Pam MacKinnon has chosen one of her friend Edward Albee’s earlier works to be her first directorial outing at A.C.T. since becoming its artistic director this season. In the 1975 Pulitzer award-winning play Seascape, an older couple meets a younger, and more amphibian couple on the beach, in a play about several sorts of evolutions.
There’s more information at the A.C.T. website.
“I got to know Edward working on his then-newer plays,” MacKinnon says. “And so it was super exciting as a younger director to get to know Edward in the rehearsal hall. And working on plays that were still very alive for him.” That is, works like The Play About the Baby and The Goat. “Years into our professional relationship and our friendship, I started to direct his classics, like Who’s Afraid of Virginia Woolf? and A Delicate Balance.” This play won the Pulitzer prize in 1975, and contains some of the hallmarks of his other works. “Seascape is very much in an Albee tradition, a marriage play, so is Virginia Woolf, so is A Delicate Balance, so is The Goat. It’s also an older couple-younger couple play, so is Virginia Woolf, so is Play About the Baby. Like any great artist, you know, there are some itches that he scratched.” He takes a turn for the surreal in this one, though, with two of the four characters being lizards. “They’re creatures on the cusp of being something other than lizard. I mean there’s… this is a play about evolution, whether it’s an evolution in a self: ‘I’ve been teaching, and a professor, and now I’m retired.’ That’s an evolution of sorts. ‘We’ve been married more than 40 years, and who are we together?’ That’s an evolution of sorts.

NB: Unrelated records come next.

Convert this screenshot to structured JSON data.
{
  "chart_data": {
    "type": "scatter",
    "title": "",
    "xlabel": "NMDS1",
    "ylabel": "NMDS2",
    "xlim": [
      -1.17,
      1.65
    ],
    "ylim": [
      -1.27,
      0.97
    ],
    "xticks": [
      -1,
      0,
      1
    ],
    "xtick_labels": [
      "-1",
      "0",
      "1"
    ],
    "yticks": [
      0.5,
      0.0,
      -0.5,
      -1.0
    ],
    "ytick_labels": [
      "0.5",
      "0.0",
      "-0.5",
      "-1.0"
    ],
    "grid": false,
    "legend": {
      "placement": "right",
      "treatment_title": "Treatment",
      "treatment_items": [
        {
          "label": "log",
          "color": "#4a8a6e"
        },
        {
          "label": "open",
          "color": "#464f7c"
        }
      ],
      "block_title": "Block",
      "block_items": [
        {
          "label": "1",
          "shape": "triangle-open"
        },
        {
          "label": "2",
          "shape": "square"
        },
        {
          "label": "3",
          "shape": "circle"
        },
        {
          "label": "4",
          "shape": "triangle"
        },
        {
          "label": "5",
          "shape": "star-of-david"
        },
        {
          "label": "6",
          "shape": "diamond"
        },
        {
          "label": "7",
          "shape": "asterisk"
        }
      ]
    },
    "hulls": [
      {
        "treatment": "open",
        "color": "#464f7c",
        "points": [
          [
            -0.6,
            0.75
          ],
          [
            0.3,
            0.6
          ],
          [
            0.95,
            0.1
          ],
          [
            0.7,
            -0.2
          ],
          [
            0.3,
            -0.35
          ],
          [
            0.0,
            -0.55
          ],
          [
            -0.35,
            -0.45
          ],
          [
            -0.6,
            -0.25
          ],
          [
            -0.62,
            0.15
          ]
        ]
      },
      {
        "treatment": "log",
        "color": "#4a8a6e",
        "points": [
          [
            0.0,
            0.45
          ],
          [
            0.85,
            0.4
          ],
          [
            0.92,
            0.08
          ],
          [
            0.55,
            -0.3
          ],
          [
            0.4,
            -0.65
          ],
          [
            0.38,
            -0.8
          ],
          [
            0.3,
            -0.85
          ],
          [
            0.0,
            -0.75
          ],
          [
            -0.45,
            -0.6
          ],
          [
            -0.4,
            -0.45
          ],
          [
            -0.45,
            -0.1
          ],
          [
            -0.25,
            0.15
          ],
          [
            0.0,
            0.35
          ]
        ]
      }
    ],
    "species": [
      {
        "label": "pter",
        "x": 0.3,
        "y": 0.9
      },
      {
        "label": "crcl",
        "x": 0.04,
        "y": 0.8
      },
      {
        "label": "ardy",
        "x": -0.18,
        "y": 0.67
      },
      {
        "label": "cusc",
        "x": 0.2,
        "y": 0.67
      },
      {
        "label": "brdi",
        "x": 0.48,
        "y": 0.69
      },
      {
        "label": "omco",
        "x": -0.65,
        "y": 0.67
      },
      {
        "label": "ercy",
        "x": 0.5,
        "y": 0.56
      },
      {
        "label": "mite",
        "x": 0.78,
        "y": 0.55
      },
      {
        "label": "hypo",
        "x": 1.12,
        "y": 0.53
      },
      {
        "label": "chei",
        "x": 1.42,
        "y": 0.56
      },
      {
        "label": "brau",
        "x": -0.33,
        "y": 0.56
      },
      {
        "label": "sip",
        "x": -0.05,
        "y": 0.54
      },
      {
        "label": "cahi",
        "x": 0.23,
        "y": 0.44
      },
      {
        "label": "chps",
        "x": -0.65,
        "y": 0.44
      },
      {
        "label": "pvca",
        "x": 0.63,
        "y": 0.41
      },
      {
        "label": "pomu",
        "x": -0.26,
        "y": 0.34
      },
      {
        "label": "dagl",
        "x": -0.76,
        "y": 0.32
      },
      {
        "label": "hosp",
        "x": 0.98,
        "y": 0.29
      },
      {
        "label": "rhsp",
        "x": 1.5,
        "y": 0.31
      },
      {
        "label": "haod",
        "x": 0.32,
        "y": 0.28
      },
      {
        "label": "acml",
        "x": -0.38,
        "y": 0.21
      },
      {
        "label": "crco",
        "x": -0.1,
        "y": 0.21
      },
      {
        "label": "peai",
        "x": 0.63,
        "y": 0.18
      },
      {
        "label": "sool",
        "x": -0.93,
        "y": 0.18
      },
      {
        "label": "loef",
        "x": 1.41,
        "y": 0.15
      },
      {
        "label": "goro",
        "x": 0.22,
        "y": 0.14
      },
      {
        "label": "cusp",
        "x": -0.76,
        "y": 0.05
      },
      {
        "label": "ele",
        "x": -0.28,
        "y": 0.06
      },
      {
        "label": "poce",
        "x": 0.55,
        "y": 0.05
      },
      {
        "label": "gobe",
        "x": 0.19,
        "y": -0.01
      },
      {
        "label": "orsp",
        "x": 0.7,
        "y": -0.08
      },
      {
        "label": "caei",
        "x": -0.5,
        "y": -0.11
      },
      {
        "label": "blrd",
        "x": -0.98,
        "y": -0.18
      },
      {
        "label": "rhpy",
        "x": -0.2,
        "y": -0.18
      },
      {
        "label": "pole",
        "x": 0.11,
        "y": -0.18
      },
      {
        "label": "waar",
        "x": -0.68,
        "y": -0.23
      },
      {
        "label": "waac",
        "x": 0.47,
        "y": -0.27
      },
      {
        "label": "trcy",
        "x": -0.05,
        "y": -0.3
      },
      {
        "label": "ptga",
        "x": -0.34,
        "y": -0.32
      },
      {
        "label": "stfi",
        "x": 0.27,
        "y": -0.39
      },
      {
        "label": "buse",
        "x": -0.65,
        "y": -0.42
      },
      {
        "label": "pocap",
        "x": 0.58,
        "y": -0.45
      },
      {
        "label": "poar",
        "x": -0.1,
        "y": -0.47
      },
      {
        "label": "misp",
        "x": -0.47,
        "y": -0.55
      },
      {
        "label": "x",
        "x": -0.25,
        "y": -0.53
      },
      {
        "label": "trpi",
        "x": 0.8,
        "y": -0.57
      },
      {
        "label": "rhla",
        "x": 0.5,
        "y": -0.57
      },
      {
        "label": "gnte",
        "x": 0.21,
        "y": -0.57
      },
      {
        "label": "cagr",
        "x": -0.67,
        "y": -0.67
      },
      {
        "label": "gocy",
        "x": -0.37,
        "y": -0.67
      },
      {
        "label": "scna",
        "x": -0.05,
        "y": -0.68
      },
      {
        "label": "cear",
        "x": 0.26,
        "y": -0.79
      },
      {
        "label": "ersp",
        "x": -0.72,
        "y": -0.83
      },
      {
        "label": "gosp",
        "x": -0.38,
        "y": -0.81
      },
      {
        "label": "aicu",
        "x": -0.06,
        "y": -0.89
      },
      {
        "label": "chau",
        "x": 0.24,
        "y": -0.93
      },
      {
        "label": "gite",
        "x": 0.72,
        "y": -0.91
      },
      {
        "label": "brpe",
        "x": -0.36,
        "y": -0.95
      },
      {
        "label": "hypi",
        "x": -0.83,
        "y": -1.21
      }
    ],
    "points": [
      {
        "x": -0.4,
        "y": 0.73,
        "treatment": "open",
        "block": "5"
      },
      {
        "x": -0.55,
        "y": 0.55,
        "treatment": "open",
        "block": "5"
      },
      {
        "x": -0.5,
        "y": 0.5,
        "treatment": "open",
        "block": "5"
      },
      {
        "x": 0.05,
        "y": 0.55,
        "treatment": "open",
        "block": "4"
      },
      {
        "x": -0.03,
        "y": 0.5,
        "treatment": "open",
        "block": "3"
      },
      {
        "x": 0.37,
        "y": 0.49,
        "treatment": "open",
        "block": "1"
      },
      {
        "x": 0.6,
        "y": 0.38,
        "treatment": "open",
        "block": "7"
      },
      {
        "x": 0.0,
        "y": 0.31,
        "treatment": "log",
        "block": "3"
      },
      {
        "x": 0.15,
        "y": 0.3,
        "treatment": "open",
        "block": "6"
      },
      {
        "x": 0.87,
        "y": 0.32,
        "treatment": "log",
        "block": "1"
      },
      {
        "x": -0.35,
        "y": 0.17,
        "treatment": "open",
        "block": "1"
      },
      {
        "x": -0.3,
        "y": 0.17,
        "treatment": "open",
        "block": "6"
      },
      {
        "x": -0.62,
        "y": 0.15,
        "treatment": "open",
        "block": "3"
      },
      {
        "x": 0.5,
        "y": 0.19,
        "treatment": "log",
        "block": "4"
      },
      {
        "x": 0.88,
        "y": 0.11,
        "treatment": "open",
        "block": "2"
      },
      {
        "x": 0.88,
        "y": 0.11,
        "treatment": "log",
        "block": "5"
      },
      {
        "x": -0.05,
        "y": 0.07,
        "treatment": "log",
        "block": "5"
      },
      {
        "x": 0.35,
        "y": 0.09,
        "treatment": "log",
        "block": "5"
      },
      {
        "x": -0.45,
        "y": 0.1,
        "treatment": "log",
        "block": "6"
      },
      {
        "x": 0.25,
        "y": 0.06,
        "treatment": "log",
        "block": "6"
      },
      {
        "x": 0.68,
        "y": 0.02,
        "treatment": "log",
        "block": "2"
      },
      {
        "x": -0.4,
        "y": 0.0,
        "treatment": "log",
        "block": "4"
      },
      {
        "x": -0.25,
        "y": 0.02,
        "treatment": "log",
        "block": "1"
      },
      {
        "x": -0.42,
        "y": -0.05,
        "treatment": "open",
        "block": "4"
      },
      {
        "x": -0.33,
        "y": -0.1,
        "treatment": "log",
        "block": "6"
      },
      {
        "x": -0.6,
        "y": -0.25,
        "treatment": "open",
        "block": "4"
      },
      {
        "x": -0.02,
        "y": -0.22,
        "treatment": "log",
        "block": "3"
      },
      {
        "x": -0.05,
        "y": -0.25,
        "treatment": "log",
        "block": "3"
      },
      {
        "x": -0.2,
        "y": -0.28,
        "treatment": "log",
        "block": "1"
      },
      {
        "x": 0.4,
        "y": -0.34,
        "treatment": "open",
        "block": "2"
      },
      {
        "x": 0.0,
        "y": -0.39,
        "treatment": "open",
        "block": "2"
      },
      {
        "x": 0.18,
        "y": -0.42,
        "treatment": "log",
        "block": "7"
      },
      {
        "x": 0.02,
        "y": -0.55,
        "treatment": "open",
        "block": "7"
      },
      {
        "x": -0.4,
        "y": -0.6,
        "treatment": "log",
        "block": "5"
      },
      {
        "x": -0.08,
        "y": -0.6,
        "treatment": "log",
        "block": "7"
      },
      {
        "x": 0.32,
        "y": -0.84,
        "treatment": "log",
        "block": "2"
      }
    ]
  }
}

And this is taking that very human personal metaphor, and pushing it into the biological. It takes place on that strip between land and sea, and at a certain point in the play, up come these creatures who didn’t belong any more underwater, and had that itch to climb.” MacKinnon wanted the first play she directed in her new role at A.C.T. to be an Albee work. “Going back feels very, very comfortable. I feel like he’s in the room. This is the first production that I’m directing where he’s not alive, and I can’t call him on the phone and ask him what something means, but I feel his presence.”